The Falcon | Volume 83, Issue 53
Colleges often encourage too much talking
By SHANE PECH,
Published: May 30 2012
As my friend Colene Lofton — who saves my column every week — would attest, for the last two years, my picture has accompanied at least 600 words of long-winded rumination in this paper. Along the way, I’ve learned much about all my topics — through research, thought and feedback for all the stupid things I say — but one pleasantly ironic truth has risen to the top: one needn’t have an opinion on everything.
I understand that, coming from me, this concept may be hard to swallow. I’ve written about everything from modesty to cultural diversity, and those who have had the misfortune of having class with me know that I never shy away from contributing my thoughts and questions, no matter how little I know about the issue at hand.
But as I thought of what I would leave you — students, staff and faculty — with before I graduate and am replaced by new, better people, it occurred to me that the best advice I have to give is that which I’ve taken four years to learn.
It’s a shame it took that long; it’s been under my nose the whole time. Proverbs 17:28 makes it plain, saying, “Even a fool who keeps silent is considered wise; when he closes his lips, he is deemed intelligent.”
This, of course, flies in the face of collegiate wisdom. Isn’t the smartest student the one who has an answer for every question? Some of us think that way.
But the truth, hard as it is to swallow, is that having an answer for every question and an opinion on every topic ultimately portrays insecurity far more readily than intelligence.
Psychologists have even given the syndrome a name: “Answer Syndrome.” The syndrome suggests that many — particularly males, research suggests — show a tendency to answer questions whether or not they have any idea of the answer. Even if we don’t label it a “syndrome,” it’s clear that answering questions triggers some sort of Pavlovian reward mechanism — that is to say, answering a question correctly feels really good, so we try to repeat that sensation.
But while the source of Answer Syndrome is simple, the solution is even simpler; all we need to solve it is one phrase: “I don’t know.” Or better yet, silence.
For people like me, that solution is anything but easy. When we’ve talked ourselves into knowing everything, it can be hard to break the cycle. We even concoct elaborate justifications for our know-it-all ways, saying that we hate uncomfortable silences in classes or that we feel bad for teachers who endlessly fish for participation.
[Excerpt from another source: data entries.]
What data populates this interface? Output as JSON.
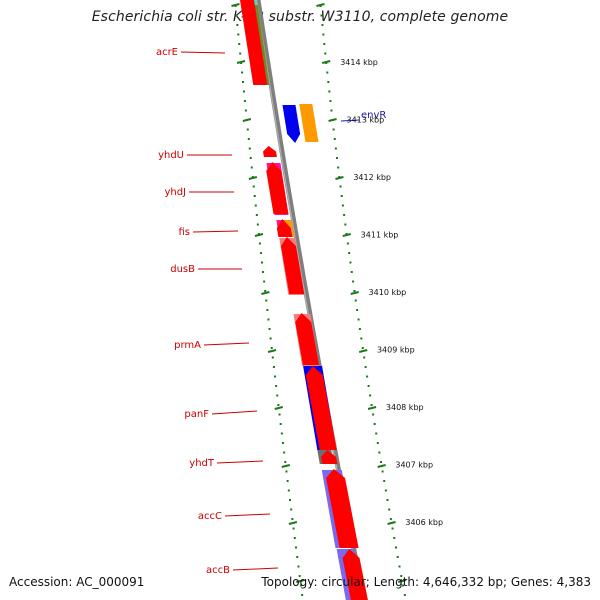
{
  "title": "Escherichia coli str. K-12 substr. W3110, complete genome",
  "accession": "Accession: AC_000091",
  "summary": "Topology: circular; Length: 4,646,332 bp; Genes: 4,383",
  "colors": {
    "backbone": "#7f7f7f",
    "ticks": "#1a7a1a",
    "olive": "#6b8e23",
    "red": "#ff0000",
    "blue": "#0000ee",
    "orange": "#ff9900",
    "pink": "#ff1493",
    "salmon": "#f08080",
    "violet": "#7b68ee",
    "gray": "#6e6e6e",
    "teal": "#40e0d0",
    "label_red": "#cc0000",
    "label_blue": "#1a1aa8"
  },
  "scale_labels": [
    "3414 kbp",
    "3413 kbp",
    "3412 kbp",
    "3411 kbp",
    "3410 kbp",
    "3409 kbp",
    "3408 kbp",
    "3407 kbp",
    "3406 kbp"
  ],
  "genes": [
    {
      "label": "acrE",
      "color": "olive"
    },
    {
      "label": "envR",
      "color": "blue"
    },
    {
      "label": "yhdU",
      "color": "red"
    },
    {
      "label": "yhdJ",
      "color": "pink"
    },
    {
      "label": "fis",
      "color": "pink"
    },
    {
      "label": "dusB",
      "color": "salmon"
    },
    {
      "label": "prmA",
      "color": "salmon"
    },
    {
      "label": "panF",
      "color": "blue"
    },
    {
      "label": "yhdT",
      "color": "gray"
    },
    {
      "label": "accC",
      "color": "violet"
    },
    {
      "label": "accB",
      "color": "violet"
    }
  ]
}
For the sake of learning, though, and for the sake of being quality, humble human beings, there are few better lessons for college students to learn than the incontrovertible truth that we don’t know everything. In fact, we know almost nothing.
If we approach life assuming we have much to learn and little to teach, we will end up learning and teaching far more effectively.
Think of the people you admire most. Are they constantly talking out of their, ahem, behind? Or are they willing to ask questions, admit ignorance and listen?
For some of us, these traits come naturally in the form of shyness; to answer even when certain requires courage. For others among us, keeping silent requires courage as well. When you’ve spewed your opinion for a long time, silence can be scary.
But if there is one thing I know that I can say without fear of overstepping my knowledge, it’s that the best thing we can do is to challenge those fears. For the shy, that means stepping up. For people like me, that means stepping back.
It’s been a pleasure to fill this column these past few years, but the time has indeed come for me to step back, as I am fresh out of opinions.
Staff reporter Shane Pech is a senior creative writing major at Seattle Pacific.